Many have watched with dismay how our climate has shifted for the past 25 years, with longer, hotter, and drier summers altering our landscapes. Throughout our neighborhood, we lost many Post Oaks and Shumard Oaks to stress and fungal disease brought on by irregular weather patterns and drought. Previous owners of our site planted a virtual mono-culture of Post Oaks, a species the superb arborist Don Gardner explained to me are not suited for Austin, situated as we are beyond the western fringe of the tree’s natural domain. Over the past several years, having watched many of our Post Oaks succumb to disease, I have diversified the site across genera and species, in the hope that this new generation of trees might not be so vulnerable to sudden extirpation by a single pathogen.
Through experimentation, I settled on a palette of Live Oak, Burr Oak, Chinquapin Oak, Cedar Elm, and American Elm, a variety of trees that seem most content here. I also replaced fruit trees in the orchard with a grid of 20 olive trees. They shrug off the blazing sun and heat, plus abide our occasional freeze. The arrival of the coronavirus coincided with spring, the perfect time to thoroughly prune all of the trees, to encourage and shape new growth.
I’ve also long labored to transform what had been an acre of thirsty St. Augustine lawn into a meadow. But making a meadow, I’ve learned, is easier written than done! What could be a less capital intensive project that simply weeding? Obligingly moist soil has finally allowed me to clear abundant, stubborn swaths of wild carrot and bedstraw before they flower and produce next season’s seeds, clearing the way for autumn when I will sow native grasses and wildflowers.
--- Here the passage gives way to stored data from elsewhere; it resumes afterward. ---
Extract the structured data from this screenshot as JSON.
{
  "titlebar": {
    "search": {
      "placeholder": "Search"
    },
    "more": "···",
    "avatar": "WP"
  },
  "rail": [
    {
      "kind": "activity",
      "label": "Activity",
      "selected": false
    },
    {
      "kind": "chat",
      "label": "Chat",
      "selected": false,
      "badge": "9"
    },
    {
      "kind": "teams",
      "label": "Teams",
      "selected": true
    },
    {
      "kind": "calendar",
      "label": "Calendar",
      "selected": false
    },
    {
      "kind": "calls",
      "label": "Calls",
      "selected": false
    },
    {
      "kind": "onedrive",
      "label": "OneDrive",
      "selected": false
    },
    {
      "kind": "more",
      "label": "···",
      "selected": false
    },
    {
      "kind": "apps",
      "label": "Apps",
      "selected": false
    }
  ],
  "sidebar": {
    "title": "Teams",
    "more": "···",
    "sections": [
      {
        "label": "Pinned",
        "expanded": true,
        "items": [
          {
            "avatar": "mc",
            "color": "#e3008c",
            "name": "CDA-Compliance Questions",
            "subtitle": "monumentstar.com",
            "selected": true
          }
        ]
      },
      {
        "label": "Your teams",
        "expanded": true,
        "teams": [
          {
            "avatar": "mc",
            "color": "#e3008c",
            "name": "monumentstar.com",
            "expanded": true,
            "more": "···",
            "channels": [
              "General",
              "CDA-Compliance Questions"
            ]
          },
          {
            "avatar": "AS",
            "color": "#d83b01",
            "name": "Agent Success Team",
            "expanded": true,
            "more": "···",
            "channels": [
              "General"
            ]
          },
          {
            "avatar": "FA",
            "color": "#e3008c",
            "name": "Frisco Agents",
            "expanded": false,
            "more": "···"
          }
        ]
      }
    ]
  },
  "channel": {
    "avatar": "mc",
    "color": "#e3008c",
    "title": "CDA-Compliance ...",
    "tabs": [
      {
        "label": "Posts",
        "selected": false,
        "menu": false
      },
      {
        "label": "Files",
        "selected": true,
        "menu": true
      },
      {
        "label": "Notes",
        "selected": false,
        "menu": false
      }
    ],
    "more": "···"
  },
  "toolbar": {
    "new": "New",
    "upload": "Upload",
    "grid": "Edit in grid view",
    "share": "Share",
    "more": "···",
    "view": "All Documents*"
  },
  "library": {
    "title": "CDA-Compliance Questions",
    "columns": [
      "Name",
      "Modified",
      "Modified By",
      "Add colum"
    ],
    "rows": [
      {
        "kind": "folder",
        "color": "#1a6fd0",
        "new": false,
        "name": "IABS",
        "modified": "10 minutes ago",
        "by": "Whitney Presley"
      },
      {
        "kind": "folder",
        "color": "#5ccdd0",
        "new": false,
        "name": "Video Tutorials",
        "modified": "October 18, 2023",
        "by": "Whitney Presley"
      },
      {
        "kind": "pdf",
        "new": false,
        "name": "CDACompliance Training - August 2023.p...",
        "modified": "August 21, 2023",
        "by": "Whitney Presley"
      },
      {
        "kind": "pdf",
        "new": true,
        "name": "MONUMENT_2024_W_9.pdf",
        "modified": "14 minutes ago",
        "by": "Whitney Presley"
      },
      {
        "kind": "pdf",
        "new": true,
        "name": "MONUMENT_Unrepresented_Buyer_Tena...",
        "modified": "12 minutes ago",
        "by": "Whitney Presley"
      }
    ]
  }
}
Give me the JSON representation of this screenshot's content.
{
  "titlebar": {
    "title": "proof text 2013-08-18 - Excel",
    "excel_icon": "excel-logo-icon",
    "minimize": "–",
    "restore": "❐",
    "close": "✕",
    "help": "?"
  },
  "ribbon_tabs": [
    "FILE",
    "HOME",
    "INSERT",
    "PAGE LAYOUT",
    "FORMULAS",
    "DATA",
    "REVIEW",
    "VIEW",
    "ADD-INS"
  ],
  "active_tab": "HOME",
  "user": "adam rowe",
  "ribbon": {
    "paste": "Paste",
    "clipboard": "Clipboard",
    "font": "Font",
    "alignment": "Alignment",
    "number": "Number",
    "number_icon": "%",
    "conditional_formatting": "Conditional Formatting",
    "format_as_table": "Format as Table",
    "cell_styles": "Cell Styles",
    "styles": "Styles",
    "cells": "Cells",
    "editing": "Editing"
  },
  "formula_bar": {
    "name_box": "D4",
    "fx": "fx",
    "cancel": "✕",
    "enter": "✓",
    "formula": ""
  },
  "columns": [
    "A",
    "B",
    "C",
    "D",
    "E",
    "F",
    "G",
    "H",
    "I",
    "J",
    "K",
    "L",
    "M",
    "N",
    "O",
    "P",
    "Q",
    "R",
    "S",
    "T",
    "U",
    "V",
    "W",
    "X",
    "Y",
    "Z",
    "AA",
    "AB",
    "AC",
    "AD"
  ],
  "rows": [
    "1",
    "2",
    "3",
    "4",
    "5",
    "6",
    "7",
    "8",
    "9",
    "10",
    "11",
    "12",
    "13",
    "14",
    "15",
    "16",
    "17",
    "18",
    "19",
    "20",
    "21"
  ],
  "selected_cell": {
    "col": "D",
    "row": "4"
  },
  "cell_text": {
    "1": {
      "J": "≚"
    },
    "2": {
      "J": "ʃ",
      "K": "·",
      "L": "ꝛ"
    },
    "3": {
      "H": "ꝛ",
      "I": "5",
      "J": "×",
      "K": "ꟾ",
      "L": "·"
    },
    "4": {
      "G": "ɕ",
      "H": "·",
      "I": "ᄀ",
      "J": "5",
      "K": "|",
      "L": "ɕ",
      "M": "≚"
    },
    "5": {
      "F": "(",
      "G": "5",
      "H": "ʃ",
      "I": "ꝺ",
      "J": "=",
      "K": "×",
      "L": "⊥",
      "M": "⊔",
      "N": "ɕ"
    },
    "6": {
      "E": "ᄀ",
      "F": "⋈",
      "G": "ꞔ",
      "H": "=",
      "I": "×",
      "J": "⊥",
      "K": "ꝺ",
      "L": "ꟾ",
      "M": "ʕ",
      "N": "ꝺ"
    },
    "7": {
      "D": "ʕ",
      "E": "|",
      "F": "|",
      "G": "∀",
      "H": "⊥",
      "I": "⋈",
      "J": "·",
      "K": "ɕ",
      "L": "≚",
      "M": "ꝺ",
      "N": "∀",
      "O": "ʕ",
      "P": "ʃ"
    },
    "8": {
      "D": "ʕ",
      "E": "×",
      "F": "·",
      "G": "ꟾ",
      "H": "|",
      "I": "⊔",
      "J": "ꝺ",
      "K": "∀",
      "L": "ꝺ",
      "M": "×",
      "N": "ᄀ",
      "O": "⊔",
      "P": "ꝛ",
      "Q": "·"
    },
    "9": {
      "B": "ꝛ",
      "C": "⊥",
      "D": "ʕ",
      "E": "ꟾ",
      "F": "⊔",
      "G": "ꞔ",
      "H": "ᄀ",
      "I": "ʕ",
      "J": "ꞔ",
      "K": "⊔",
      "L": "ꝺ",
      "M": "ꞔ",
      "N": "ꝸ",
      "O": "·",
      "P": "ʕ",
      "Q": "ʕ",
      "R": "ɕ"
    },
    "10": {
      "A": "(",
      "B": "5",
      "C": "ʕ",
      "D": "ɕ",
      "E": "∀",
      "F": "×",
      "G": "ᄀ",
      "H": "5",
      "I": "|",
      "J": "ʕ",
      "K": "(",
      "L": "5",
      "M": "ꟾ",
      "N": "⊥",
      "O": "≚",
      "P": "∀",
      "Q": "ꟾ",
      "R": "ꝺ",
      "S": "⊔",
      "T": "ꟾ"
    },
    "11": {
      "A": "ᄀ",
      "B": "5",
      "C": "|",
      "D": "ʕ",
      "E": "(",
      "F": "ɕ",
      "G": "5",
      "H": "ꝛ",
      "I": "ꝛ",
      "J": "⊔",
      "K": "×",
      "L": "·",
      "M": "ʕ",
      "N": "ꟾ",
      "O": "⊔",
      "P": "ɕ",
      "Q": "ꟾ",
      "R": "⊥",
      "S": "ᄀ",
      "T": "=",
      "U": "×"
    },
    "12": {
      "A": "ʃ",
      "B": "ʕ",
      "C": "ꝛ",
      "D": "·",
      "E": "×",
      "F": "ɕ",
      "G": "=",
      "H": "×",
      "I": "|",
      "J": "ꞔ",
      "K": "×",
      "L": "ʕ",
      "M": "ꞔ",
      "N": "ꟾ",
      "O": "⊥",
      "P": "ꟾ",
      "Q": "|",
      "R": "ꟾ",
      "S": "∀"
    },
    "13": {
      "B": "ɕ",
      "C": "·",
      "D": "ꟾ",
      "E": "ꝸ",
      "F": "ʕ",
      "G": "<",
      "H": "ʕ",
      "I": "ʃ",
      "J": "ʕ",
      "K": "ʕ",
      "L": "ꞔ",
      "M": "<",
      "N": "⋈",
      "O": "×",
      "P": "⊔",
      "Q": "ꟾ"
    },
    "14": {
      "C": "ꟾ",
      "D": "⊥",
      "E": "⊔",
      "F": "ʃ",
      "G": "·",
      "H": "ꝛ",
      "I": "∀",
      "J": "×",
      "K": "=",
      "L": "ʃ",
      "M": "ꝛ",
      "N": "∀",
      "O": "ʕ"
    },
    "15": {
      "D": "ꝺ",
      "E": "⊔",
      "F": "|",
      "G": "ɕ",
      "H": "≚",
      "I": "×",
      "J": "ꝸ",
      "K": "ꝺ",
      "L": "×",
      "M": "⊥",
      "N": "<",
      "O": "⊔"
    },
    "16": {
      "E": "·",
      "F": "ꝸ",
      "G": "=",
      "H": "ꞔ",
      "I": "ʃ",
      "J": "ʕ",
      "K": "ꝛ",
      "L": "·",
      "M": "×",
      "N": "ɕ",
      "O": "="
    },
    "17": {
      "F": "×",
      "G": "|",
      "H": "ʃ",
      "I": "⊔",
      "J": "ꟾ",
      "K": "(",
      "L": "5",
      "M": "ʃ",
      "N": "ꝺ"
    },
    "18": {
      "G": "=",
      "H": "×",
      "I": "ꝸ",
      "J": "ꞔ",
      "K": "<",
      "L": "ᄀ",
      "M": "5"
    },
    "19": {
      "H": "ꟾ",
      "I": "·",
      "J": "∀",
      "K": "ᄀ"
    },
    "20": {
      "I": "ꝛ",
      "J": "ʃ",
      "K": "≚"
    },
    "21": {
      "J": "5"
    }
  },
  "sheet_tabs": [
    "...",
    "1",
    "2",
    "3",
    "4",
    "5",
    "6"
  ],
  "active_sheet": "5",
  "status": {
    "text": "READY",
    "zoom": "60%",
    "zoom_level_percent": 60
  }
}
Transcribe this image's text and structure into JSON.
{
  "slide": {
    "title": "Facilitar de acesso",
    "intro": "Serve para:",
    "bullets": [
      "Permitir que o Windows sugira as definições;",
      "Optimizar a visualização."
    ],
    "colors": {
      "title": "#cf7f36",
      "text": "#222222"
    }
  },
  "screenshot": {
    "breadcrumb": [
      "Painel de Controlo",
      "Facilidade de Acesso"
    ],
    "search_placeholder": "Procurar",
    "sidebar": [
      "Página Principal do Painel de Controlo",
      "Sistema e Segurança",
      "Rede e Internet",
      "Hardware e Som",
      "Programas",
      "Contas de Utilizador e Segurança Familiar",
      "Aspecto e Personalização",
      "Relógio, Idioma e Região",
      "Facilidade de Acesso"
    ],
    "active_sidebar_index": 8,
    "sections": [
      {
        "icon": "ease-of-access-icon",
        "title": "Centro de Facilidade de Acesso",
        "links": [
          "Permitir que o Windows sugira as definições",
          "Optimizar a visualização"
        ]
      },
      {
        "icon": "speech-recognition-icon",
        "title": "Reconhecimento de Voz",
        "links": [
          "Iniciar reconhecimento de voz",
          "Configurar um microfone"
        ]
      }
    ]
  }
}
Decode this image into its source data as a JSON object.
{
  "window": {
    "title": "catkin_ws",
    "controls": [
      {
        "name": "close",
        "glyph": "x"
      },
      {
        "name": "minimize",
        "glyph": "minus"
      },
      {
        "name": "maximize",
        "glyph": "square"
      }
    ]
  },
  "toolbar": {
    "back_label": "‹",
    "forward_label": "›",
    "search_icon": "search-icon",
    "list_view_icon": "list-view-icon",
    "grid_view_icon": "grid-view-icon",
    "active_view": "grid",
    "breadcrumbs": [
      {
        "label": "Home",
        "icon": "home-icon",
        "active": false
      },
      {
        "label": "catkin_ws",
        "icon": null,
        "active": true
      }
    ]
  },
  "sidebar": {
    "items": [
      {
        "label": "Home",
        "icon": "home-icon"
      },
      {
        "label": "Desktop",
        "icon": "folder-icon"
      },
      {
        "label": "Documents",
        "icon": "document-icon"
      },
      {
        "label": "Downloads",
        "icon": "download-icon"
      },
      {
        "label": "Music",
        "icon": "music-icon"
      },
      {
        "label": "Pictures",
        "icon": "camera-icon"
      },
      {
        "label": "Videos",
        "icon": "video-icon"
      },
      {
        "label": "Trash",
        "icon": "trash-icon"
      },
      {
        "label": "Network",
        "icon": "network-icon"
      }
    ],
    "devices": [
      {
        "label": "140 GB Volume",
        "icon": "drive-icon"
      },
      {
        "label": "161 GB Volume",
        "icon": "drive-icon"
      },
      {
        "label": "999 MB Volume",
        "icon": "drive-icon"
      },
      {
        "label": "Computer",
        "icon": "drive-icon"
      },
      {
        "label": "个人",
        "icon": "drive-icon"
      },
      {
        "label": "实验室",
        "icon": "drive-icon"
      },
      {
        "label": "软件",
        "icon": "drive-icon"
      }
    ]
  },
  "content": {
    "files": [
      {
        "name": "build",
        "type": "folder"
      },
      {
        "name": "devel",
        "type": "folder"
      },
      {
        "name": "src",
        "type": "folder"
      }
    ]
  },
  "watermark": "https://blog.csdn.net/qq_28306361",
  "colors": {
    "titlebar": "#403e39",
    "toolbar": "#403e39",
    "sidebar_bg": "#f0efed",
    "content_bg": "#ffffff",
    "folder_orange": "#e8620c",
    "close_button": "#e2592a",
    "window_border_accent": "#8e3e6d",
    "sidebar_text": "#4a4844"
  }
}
Our greatest foe, however, is the noxious invasive weed Cat’s Claw, Dolichandra unguis-cati. The botanist Alwyn Gentry described this plant scientifically in 1973 during an expedition to South American neo-tropical jungles. (Tragically, he perished on a subsequent trip when he crashed his small aircraft into a cloud-cloaked, Ecuadorian mountainside.) How this plant got to Austin is anyone’s guess, but I rue its introduction. The plant spreads as a dense ground cover, reproducing itself effortlessly through snaking rhizomes across wide areas. Thick tuber-like roots provide starchy energy storage, so if the top part of the plant is merely lopped off, it defiantly sprouts again. Whenever the plant somehow senses a vertical scaffolding upon which it may climb, it transforms into a rope-like vine with trios of claws that are the botanical equivalents of grappling hooks. Vines swiftly shoot up walls and fences, but worst of all, girdle and ascend into trees toward the sunlight, which when reached triggers yellow trumpet flowers to disseminate countless airborne seeds. I’ve seen fully mature trees fatally engulfed.
I spend many hours digging out these tubers, one by one, yanking the twisting vines from oaks and elms (I’d like to imagine they are grateful), and even carefully administering small doses of herbicide to roots that cannot be reasonably excavated. Beating back this invasive weed, which spreads so clandestinely and mercilessly and unhaltingly, somehow feels right and satisfying these days.